S&P 500 6 month return is almost 9%. My 6th month return is about 46%. How do you gauge if the differential is luck or strategy? That is what I am trying to figure out.

That's easy. Compare the difference when there's a real pullback. What's your negative alpha vs your positive alpha in the upside?
In other words - 46/9= 400% alpha, 100% beta.
If the market drops 5%, do you lose 100% beta and more than 400% alpha? Or do you lose less?
I'd try to control the downside alpha as close to zero as possible, meaning I lose beta to the downside and win alpha to the upside.
I hope that makes sense.
 
That's easy. Compare the difference when there's a real pullback. What's your negative alpha vs your positive alpha in the upside?
In other words - 46/9= 400% alpha, 100% beta.
If the market drops 5%, do you lose 100% beta and more than 400% alpha? Or do you lose less?

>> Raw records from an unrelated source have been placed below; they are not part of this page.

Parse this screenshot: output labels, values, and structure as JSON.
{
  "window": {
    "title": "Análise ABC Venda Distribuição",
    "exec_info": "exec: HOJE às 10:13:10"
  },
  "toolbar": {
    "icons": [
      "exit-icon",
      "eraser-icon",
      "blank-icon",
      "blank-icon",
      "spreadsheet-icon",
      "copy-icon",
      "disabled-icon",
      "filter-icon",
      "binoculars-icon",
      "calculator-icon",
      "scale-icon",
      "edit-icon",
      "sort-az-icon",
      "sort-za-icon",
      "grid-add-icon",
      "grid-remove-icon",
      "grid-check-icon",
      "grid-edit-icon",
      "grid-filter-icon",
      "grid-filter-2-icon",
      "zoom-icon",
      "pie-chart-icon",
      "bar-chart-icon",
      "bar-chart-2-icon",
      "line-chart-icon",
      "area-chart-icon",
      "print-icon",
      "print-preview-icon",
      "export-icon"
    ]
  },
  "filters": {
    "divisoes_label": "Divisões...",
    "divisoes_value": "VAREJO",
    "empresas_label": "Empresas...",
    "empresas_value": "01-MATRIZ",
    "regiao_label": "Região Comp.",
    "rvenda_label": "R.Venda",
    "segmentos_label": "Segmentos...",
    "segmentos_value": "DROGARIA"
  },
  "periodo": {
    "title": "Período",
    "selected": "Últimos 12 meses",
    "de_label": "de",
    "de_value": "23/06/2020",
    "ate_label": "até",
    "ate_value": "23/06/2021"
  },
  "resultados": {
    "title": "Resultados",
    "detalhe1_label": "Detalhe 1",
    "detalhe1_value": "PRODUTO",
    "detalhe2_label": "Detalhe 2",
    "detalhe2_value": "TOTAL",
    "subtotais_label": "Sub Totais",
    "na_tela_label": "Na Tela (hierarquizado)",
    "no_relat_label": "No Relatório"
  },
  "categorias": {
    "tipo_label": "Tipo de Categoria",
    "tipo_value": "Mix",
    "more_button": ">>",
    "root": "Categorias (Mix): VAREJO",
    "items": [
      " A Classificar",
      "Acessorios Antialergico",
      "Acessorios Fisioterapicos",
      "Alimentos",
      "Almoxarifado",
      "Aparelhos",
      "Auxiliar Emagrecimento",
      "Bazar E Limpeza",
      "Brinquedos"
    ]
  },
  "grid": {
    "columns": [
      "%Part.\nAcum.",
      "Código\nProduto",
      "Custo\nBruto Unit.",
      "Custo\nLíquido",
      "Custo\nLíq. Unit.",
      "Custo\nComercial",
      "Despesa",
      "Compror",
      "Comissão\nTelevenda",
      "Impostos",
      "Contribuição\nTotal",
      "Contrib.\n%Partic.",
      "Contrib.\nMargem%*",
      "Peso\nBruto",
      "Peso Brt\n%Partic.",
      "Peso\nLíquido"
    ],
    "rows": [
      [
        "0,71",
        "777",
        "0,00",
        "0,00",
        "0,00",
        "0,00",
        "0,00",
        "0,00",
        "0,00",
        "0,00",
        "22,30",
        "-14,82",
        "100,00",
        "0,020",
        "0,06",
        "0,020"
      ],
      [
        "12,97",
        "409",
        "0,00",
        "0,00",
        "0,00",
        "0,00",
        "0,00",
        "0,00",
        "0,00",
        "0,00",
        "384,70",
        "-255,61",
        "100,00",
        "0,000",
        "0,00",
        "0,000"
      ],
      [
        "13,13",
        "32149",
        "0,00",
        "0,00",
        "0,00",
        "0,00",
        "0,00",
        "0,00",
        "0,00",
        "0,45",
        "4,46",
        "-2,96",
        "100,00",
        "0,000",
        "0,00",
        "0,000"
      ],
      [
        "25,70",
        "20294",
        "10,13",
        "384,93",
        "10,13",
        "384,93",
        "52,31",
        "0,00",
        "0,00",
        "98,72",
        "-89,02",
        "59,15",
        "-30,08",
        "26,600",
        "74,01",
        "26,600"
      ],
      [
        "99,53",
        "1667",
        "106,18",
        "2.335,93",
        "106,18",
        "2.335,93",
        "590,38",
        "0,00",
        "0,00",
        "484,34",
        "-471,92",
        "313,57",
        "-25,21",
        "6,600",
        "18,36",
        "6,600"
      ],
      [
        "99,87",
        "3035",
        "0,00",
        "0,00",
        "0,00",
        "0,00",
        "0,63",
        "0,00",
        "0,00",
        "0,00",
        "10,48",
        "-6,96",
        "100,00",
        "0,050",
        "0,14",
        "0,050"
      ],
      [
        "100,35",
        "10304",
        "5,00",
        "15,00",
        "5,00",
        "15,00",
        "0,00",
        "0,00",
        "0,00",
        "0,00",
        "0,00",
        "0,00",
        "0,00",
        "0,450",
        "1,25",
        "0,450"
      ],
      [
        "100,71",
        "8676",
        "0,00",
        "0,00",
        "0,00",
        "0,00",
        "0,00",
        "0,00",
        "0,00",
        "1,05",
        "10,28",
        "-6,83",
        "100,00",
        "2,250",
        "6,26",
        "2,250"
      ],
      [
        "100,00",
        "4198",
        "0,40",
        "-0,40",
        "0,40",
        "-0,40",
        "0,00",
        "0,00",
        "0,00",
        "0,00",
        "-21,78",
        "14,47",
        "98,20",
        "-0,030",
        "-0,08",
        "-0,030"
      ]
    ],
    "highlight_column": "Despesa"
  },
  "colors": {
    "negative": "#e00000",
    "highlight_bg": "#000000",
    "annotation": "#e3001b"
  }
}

I'd try to control the downside alpha as close to zero as possible, meaning I lose beta to the downside and win alpha to the upside.
I hope that makes sense.
This makes sense. Thanks for your input! I need to put the data to it, but just from watching, on some of the big down days we have had over the last 2 months, I.e. dow is down 5%, my account is typically down less than 1%.
 
You need to do more backtesting to test your strategy in all market scenarios to see how it would pan out. The most vulnerable part of your strategy is its inability to hedge against huge price crashes whether it's from the market or the stock itself. When facing a huge price downfall, neither the writing of the call nor the writing of the put will give you any protection. In fact the writing of the put will expose you to even more risk. So if I were you, I would pick a stock when it was in a downtrend or when it was experiencing a sudden price fall, try to find its option price history and then test your strategy using the option price history and to see how your strategy will pan out during these scenarios. If your strategy would not work out in these scenarios, then you know your current lucrative return is due to a bull market. And you shouldn't quit you day job to go into trading full time yet.
Got it. Thanks for your response. I tend to trade equities that have had a pretty bid downfall and to me (based on my research) seem oversold. Obviously the downside risk is always stock going to 0, but I try to put my money into companies that do not stand a chance of bankruptcy. Is there a software that can do backtesting for you, or do you have to manually get all of the data?